Author Response File:
Reviewer 2 Report
This is an interesting clinical observation that novel fusion genes were occurred in ALL patients. The authors used RNA-sequencing approach to identify four non-previously reported fusion genes, such as CREBBP-SRGAP2B, DNAH14-IKZF1, ETV6-SNUPN and ETV6-NUFIP1. Several suggestions list below may improve the scientific quality in the current manuscript. 1: I am wondering if karyotyping can identify the translocation of these fusion genes. The karyotyping of ALL patients would be better to show in figures. 2: For RNA-seq, the coverage and the reading depth is the important factor in analysis. This information is need to be displayed in either material and method section or result section. 3: The quality of tables is poor. It is barely to see the information of patients. 4: Supplementary materials can not be seem in this manuscript.
Author Response
We thank to the reviewers for all their valuable comments which undoubtedly will improve the scientific quality of our report. We have replied to each of these comments as follows
Point 1: This is an interesting clinical observation that novel fusion genes were occurred in ALL patients. The authors used RNA-sequencing approach to identify four non-previously reported fusion genes, such as CREBBP-SRGAP2B, DNAH14-IKZF1, ETV6-SNUPN and ETV6-NUFIP1. Several suggestions list below may improve the scientific quality in the current manuscript. 1: I am wondering if karyotyping can identify the translocation of these fusion genes. The karyotyping of ALL patients would be better to show in figures.

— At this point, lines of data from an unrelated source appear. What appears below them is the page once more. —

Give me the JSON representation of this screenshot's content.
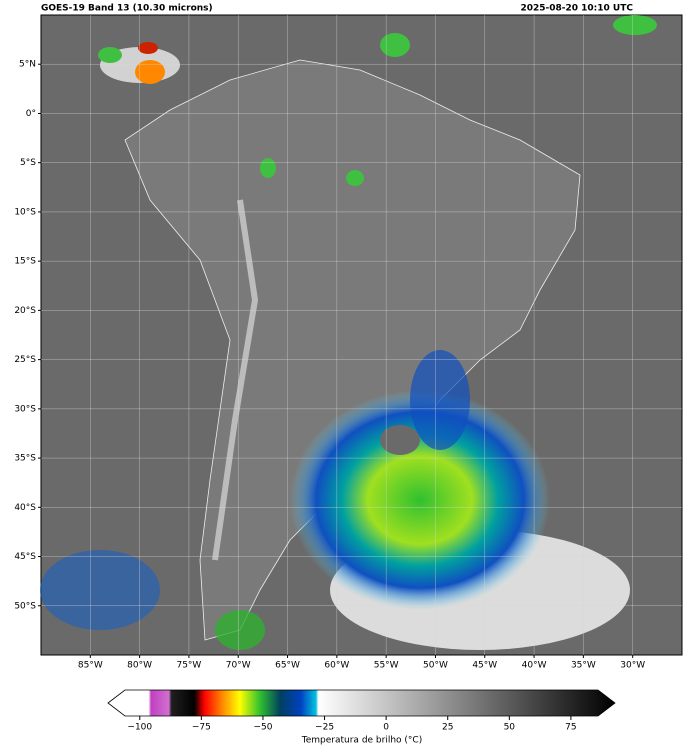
{
  "header": {
    "title": "GOES-19 Band 13 (10.30 microns)",
    "timestamp": "2025-08-20 10:10 UTC"
  },
  "map": {
    "lonlim": [
      -90,
      -25
    ],
    "latlim": [
      -55,
      10
    ],
    "lon_ticks": [
      {
        "value": -85,
        "label": "85°W"
      },
      {
        "value": -80,
        "label": "80°W"
      },
      {
        "value": -75,
        "label": "75°W"
      },
      {
        "value": -70,
        "label": "70°W"
      },
      {
        "value": -65,
        "label": "65°W"
      },
      {
        "value": -60,
        "label": "60°W"
      },
      {
        "value": -55,
        "label": "55°W"
      },
      {
        "value": -50,
        "label": "50°W"
      },
      {
        "value": -45,
        "label": "45°W"
      },
      {
        "value": -40,
        "label": "40°W"
      },
      {
        "value": -35,
        "label": "35°W"
      },
      {
        "value": -30,
        "label": "30°W"
      }
    ],
    "lat_ticks": [
      {
        "value": 5,
        "label": "5°N"
      },
      {
        "value": 0,
        "label": "0°"
      },
      {
        "value": -5,
        "label": "5°S"
      },
      {
        "value": -10,
        "label": "10°S"
      },
      {
        "value": -15,
        "label": "15°S"
      },
      {
        "value": -20,
        "label": "20°S"
      },
      {
        "value": -25,
        "label": "25°S"
      },
      {
        "value": -30,
        "label": "30°S"
      },
      {
        "value": -35,
        "label": "35°S"
      },
      {
        "value": -40,
        "label": "40°S"
      },
      {
        "value": -45,
        "label": "45°S"
      },
      {
        "value": -50,
        "label": "50°S"
      }
    ]
  },
  "colorbar": {
    "lim": [
      -106,
      86
    ],
    "ticks": [
      {
        "value": -100,
        "label": "−100"
      },
      {
        "value": -75,
        "label": "−75"
      },
      {
        "value": -50,
        "label": "−50"
      },
      {
        "value": -25,
        "label": "−25"
      },
      0,
      25,
      50,
      75
    ],
    "label": "Temperatura de brilho (°C)"
  }
}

Response 1: Thank you for your observations. Unfortunately, karyotyping of ALL patients in participating public hospitals of Mexico City is not routinely performed in ALL children because are hospitals with important limitations resource.
Point 2: 2. For RNA-seq, the coverage and the reading depth is the important factor in analysis. This information is need to be displayed in either material and method section or result section
Response 2: We agree. Therefore, we have included this information as supplementary figures (Supplementary Figure 1-5).
Point 3: The quality of tables is poor. It is barely to see the information of patients
Response 3: Thank you for your comments. For this reason, the resolution of the tables was improved in the modified version.
Point 4: Supplementary materials cannot be seen in this manuscript.
Response 4: In accordance with your comments, we have generated a supplementary material file.